Sharing data across different organizations and evaluating programs can prove difficult for MCPs and their partners. Some challenges are described below, along with potential considerations for how organizations can navigate these barriers.
For additional detail, access “Common Challenges and Ingredients for Success” (PDF) in the “Engaging CHW/Ps in Data Collection and Outcome Measurement” section of the Resource Guide.

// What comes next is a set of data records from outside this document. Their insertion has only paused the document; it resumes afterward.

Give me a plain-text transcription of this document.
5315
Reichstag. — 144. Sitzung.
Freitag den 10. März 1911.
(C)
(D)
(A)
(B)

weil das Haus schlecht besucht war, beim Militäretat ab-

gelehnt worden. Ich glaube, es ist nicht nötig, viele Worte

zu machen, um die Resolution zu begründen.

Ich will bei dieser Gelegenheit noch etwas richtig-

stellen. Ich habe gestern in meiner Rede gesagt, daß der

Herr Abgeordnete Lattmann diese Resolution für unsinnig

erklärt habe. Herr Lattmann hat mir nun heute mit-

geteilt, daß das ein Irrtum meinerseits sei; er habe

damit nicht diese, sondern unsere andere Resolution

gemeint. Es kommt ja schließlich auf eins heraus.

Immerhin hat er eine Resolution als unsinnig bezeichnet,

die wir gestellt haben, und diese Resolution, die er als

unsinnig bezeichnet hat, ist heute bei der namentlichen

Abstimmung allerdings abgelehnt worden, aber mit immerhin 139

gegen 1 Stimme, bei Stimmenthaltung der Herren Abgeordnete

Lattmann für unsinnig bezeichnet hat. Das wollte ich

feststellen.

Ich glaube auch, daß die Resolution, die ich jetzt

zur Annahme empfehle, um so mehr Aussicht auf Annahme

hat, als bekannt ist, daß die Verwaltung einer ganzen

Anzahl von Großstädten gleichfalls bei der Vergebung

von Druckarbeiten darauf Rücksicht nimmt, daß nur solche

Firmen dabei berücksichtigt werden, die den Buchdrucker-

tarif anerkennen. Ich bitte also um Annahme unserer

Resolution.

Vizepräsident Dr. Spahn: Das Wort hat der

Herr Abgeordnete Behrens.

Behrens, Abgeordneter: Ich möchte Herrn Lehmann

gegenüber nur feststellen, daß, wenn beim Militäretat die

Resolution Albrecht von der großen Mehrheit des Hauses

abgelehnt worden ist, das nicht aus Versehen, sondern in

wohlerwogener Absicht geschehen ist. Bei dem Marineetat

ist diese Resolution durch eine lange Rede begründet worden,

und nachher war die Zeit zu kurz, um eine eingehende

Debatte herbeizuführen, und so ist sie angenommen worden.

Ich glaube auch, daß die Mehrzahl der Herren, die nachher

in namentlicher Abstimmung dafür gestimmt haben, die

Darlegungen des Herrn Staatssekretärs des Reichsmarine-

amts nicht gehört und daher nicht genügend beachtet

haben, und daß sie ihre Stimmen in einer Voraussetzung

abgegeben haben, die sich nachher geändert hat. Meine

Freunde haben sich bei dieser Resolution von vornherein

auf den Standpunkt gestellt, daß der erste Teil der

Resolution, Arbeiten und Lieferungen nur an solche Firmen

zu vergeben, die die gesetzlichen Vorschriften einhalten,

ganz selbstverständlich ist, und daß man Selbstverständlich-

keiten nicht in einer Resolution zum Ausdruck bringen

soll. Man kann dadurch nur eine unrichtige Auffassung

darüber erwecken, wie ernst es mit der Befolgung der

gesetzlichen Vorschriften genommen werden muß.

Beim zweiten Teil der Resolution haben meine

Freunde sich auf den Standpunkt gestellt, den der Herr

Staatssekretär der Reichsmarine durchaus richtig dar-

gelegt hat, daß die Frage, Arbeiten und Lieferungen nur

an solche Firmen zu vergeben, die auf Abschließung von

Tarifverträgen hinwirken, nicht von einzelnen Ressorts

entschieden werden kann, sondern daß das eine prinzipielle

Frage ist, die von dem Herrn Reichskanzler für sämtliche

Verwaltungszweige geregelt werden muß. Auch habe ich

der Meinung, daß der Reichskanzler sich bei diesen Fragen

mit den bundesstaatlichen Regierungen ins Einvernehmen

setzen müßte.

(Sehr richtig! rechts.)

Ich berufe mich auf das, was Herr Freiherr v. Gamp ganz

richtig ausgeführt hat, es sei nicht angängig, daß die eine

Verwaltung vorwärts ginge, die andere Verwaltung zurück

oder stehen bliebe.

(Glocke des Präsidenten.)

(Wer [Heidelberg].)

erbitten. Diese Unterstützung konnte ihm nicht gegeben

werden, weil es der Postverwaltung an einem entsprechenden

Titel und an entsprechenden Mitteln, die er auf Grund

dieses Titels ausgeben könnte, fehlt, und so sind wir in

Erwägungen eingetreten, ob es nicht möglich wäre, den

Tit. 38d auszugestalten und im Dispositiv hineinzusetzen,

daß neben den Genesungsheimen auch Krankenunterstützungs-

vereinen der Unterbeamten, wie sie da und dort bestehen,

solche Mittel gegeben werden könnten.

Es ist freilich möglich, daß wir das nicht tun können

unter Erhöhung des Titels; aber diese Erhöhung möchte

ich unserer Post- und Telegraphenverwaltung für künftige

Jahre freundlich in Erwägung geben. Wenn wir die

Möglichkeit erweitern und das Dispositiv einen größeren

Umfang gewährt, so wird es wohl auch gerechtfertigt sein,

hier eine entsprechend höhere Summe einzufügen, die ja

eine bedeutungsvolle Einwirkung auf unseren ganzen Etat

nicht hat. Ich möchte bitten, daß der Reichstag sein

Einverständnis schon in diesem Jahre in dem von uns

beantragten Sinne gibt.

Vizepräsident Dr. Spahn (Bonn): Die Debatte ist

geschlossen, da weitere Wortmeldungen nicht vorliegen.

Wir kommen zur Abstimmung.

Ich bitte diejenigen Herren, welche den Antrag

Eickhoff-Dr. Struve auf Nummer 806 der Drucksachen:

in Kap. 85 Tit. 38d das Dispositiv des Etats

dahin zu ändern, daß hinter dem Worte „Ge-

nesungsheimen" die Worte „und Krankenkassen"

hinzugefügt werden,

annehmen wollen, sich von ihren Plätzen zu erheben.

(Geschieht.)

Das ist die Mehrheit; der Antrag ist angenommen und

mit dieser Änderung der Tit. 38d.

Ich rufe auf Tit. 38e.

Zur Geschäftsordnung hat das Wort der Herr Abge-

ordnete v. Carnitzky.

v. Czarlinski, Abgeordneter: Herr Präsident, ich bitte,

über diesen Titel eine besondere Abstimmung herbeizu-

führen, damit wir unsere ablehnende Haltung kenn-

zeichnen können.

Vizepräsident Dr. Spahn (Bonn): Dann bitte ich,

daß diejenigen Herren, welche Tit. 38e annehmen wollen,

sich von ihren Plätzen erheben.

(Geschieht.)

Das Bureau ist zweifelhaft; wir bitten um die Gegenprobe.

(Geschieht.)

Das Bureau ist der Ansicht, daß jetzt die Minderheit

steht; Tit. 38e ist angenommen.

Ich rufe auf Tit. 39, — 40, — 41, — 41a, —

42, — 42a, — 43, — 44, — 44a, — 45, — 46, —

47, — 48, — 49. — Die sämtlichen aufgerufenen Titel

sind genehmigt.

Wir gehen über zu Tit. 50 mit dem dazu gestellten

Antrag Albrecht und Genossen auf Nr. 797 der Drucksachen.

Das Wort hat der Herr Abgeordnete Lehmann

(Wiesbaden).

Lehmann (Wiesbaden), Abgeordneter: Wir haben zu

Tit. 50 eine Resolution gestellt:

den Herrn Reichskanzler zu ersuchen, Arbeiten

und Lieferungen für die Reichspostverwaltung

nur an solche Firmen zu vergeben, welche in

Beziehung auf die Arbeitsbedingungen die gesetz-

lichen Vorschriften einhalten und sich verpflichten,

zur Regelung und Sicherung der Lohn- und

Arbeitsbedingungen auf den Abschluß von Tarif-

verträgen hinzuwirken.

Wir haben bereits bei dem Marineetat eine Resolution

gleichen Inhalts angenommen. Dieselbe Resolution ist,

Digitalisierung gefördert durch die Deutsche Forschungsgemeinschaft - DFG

- Insufficient health information exchange. There are long-standing and systemic challenges in health and social sectors, such as privacy, HIT and health information exchange infrastructure investment, and data interoperability, that are not specific to the inclusion of the CHW/P workforce. Manatt Health Strategies developed the CalAIM Data Exchange Roadmap (PDF), which describes seven use cases that define information system requirements and data-sharing activities necessary to effectively support ECM and ILOS. This level of data exchange will require not only state and federal regulatory changes but all stakeholders to participate in a coordinated effort. Although fully integrated, interoperable data systems are the goal, MCPs need to identify what works for them and their partners to report to the state, identify and share key data to support the program, and simplify the effort at the provider and care team level when possible.
- Varying data infrastructure across CBOs. CBOs, which provide a diverse range of medical and mental health care, substance use treatment, or social services, significantly vary in their technical infrastructure and data-collecting capabilities. Many CBOs are unfamiliar with health system information platforms and use a different rubric to evaluate their programs. It is important for MCPs to support community partners and stakeholders to assess their data collection and information exchange capabilities and leverage resources to address the gaps in infrastructure and tools.
- Lack of standard SDOH data-collection measures. While numerous SDOH measurement resources exist, a systematic analysis of the strategies used to assess SDOH found wide variation in the SDOH categories used and no consensus on a standard set of indicators. Because ECM and ILOS services prioritize the social and behavioral needs of members, it is important for stakeholders to engage in a process of standardizing data collection and SDOH measures. The integrated care team, including CHW/Ps, should possess the tools and training to ensure a clear understanding of this aspect of member care along with standard screening tools and methods of data collection on health-related social needs.
- Concerns around privacy and consent. There are significant considerations concerning data integration and information sharing, and the underlying patchwork of federal and state laws governing privacy. Integrated care and the need for data exchange among MCPs, providers, and social service agencies will require a state effort to update privacy and consent laws and regulations. Many CBOs and social service organizations involved in data sharing will need training on informed consent for individual member interactions and larger data-sharing agreements that support bidirectional flow of information.